I numeri, in effetti, parlano chiaro. Nel 2023 l’export molisano verso gli Stati Uniti ha superato i 320 milioni di euro, una quota significativa che interessa in particolare comparti come chimica, agroalimentare, vitivinicolo, lattiero-caseario e automotive. Settori che, da soli, rappresentano l’86,9% dell’intero valore delle esportazioni regionali e che rischiano oggi un contraccolpo durissimo in caso di escalation nei rapporti commerciali tra Europa e Stati Uniti.

“La contrazione delle esportazioni – avverte Gravina – è già in atto: il settore chimico, fortemente legato al mercato americano, ha registrato un calo del 9,7% nel 2024. Se non si interviene subito, l’effetto domino su filiere, occupazione e investimenti potrebbe essere devastante”.

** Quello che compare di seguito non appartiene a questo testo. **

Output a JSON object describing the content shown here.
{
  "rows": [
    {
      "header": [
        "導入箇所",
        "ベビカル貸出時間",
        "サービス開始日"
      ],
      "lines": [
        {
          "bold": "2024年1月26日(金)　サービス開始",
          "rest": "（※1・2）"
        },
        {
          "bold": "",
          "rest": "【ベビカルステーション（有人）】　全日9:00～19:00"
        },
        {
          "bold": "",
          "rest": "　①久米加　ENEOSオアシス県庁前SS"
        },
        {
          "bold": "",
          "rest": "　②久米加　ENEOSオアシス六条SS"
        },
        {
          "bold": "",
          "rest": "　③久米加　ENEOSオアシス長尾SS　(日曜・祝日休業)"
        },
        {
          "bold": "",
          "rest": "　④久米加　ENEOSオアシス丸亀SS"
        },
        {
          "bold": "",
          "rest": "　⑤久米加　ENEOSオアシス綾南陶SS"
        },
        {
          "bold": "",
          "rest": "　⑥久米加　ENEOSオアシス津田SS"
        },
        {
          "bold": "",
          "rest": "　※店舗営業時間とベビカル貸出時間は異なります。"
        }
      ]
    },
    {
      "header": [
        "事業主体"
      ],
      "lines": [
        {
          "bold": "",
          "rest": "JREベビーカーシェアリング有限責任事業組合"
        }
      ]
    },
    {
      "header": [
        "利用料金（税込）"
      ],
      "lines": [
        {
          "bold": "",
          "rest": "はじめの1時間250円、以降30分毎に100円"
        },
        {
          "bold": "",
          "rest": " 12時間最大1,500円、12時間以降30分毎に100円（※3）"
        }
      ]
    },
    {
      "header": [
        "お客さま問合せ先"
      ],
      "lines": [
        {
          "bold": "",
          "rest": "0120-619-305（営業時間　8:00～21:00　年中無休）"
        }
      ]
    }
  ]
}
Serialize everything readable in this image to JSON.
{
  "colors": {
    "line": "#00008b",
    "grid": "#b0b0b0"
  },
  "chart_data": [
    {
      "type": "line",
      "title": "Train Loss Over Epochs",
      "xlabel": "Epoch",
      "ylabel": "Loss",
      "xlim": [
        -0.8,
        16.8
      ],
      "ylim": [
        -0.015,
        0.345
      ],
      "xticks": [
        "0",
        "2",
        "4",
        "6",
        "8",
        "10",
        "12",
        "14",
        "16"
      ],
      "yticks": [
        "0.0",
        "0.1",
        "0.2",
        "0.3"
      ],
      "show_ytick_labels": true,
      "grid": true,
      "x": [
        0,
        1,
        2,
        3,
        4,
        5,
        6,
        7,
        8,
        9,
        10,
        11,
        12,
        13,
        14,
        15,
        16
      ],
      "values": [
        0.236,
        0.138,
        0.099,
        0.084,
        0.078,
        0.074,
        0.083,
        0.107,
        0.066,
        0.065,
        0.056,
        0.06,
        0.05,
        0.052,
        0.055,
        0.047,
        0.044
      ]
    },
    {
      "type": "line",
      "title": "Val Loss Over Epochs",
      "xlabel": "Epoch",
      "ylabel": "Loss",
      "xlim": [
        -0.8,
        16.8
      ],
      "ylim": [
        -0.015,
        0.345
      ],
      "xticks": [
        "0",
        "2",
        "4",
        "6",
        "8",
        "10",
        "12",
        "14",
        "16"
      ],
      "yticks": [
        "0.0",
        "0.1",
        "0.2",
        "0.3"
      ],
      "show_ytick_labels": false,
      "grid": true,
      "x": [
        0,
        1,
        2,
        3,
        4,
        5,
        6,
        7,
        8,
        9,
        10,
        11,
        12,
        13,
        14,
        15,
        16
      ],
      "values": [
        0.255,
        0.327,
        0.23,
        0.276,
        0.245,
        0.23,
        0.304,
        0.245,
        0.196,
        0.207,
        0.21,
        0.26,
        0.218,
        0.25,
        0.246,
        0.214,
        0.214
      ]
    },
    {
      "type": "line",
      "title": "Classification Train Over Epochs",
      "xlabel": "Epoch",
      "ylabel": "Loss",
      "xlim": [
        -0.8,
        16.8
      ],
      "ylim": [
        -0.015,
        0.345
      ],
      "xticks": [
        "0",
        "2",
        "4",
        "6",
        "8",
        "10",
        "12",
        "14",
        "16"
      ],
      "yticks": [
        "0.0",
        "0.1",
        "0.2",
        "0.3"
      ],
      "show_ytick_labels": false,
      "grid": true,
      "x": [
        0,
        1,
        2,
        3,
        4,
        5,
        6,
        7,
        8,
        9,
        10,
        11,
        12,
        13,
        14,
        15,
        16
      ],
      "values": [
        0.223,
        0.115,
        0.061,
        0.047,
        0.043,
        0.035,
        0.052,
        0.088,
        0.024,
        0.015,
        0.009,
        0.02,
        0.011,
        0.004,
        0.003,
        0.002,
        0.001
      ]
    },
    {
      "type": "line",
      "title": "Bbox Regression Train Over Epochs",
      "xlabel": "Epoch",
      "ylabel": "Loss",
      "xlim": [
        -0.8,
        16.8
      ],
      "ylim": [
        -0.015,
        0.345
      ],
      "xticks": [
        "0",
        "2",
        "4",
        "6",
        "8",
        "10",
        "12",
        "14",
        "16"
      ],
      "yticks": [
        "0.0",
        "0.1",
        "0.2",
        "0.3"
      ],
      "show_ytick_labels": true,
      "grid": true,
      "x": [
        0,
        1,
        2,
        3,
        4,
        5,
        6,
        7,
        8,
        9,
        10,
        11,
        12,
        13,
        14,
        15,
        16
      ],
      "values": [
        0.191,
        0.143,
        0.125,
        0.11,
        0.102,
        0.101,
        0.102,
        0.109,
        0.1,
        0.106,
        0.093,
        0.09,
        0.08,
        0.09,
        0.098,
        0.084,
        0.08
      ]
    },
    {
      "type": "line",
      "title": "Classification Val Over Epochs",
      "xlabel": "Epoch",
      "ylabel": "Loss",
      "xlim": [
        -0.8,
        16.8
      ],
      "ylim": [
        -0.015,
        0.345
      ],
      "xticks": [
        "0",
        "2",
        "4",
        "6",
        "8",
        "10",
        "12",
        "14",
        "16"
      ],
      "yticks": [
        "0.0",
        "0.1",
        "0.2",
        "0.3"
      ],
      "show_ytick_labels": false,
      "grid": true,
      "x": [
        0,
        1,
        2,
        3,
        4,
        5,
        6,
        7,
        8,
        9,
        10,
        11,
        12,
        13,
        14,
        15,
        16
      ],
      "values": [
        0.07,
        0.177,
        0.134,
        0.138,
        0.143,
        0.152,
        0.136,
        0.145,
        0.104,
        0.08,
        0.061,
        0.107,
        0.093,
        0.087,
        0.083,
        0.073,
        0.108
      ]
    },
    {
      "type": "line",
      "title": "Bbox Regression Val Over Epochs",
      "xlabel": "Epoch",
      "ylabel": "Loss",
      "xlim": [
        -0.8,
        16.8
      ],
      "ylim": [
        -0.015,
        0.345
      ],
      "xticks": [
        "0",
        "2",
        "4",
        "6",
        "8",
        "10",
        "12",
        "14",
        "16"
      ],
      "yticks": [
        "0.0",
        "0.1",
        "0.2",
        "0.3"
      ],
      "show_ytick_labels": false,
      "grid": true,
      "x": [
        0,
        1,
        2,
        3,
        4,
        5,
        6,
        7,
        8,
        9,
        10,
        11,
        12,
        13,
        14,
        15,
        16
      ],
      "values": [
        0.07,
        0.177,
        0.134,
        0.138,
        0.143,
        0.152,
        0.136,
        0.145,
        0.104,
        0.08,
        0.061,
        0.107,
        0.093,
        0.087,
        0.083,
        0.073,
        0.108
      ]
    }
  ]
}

Il sistema economico molisano, come evidenziano anche i più recenti rapporti di Bankitalia, presenta caratteristiche di forte concentrazione: oltre 1,3 miliardi di euro di ricavi aggregati fanno capo alle quattro società del gruppo DR Automobiles, seguito da marchi come La Molisana, Semolerie Ferro e Neuromed. Proprio questi grandi player, locomotiva dell’export regionale, sono tra i più esposti al rischio dazi.

Roberto Gravina

La mozione del M5S chiede l’attivazione immediata di un tavolo regionale di crisi per monitorare gli impatti delle barriere commerciali sulle imprese molisane, la redazione di un report entro sei mesi e un piano articolato di sostegno, con misure economico-finanziarie, accesso facilitato a fondi per innovazione e internazionalizzazione, e un confronto attivo con la Conferenza Stato-Regioni per ottenere risorse straordinarie a livello nazionale.

“Mentre il Governo temporeggia – denuncia Gravina – il Molise non può permettersi l’immobilismo. Il tessuto produttivo regionale è troppo fragile per reggere da solo una guerra commerciale. Serve una strategia immediata e mirata per evitare che l’onda lunga dei dazi travolga il poco che ancora resiste”.

Il consigliere pentastellato richiama infine l’attenzione sulla recente missione istituzionale della Regione all’Expo di Osaka, sottolineando come l’apertura a nuovi mercati sia fondamentale ma debba essere accompagnata da strumenti e continuità. “La diversificazione è l’unica strada percorribile, ma non può essere lasciata all’iniziativa dei singoli. La Regione ha il dovere di guidare questo processo con visione, metodo e risorse concrete. Il tempo, purtroppo, è già agli sgoccioli”.